Entre les traitements, les travaux en vert et le désherbage mécanique, ces viticulteurs ont eu peu de repos. «Je n’ai pas dormi, j’ai traité. En mai, je n’avais pas de samedi, pas de dimanche, pas de jours fériés», scande François Pouizin. Jean Pasquet se souvient d’être allé traiter trois fois durant la semaine de la Pentecôte, la dernière fois le dimanche, alors qu’il organisait un événement au domaine. «Cette semaine-là, nous avons eu de fortes pluies tous les deux jours», rappelle-t-il. Impossible de lever le pied. Fin août, il avait déjà dépensé davantage en antimilidiou qu’en 2023. Malgré cela, il a tenu son budget de protection. «L’année dernière, j’avais encore des tisanes de plantes.
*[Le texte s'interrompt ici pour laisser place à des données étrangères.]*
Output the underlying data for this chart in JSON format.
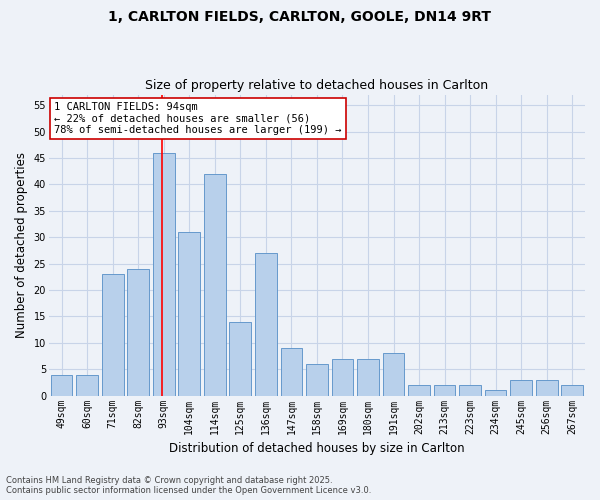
{
  "title_line1": "1, CARLTON FIELDS, CARLTON, GOOLE, DN14 9RT",
  "title_line2": "Size of property relative to detached houses in Carlton",
  "xlabel": "Distribution of detached houses by size in Carlton",
  "ylabel": "Number of detached properties",
  "categories": [
    "49sqm",
    "60sqm",
    "71sqm",
    "82sqm",
    "93sqm",
    "104sqm",
    "114sqm",
    "125sqm",
    "136sqm",
    "147sqm",
    "158sqm",
    "169sqm",
    "180sqm",
    "191sqm",
    "202sqm",
    "213sqm",
    "223sqm",
    "234sqm",
    "245sqm",
    "256sqm",
    "267sqm"
  ],
  "values": [
    4,
    4,
    23,
    24,
    46,
    31,
    42,
    14,
    27,
    9,
    6,
    7,
    7,
    8,
    2,
    2,
    2,
    1,
    3,
    3,
    2
  ],
  "bar_color": "#b8d0eb",
  "bar_edge_color": "#6699cc",
  "grid_color": "#c8d4e8",
  "background_color": "#eef2f8",
  "red_line_index": 4,
  "annotation_text": "1 CARLTON FIELDS: 94sqm\n← 22% of detached houses are smaller (56)\n78% of semi-detached houses are larger (199) →",
  "annotation_box_color": "#ffffff",
  "annotation_box_edge": "#cc0000",
  "ylim": [
    0,
    57
  ],
  "yticks": [
    0,
    5,
    10,
    15,
    20,
    25,
    30,
    35,
    40,
    45,
    50,
    55
  ],
  "footnote": "Contains HM Land Registry data © Crown copyright and database right 2025.\nContains public sector information licensed under the Open Government Licence v3.0.",
  "title_fontsize": 10,
  "subtitle_fontsize": 9,
  "axis_label_fontsize": 8.5,
  "tick_fontsize": 7,
  "annotation_fontsize": 7.5,
  "footnote_fontsize": 6
}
Cette année, je n’en ai pas acheté.» À la guerre comme à la guerre !
À Montpon-Ménestérol, en Dordogne, Laurent Jou de Las Borjas, propriétaire du domaine de Jarrauty, pas encore certifié en bio, n’est qu’en troisième année de conversion de ses 12ha de vigne, mais il a déjà tiré les leçons du passé. «En 2023, j’ai perdu 90% de mes merlots (5ha) à cause du mildiou. C’est pourquoi, cette année, j’ai tout axé sur les traitements.» Le 19juillet, il réalisait son 19e passage et avait appliqué 5,95kg de cuivre métal par hectare. Le prix à payer pour cantonner le mildiou aux feuilles.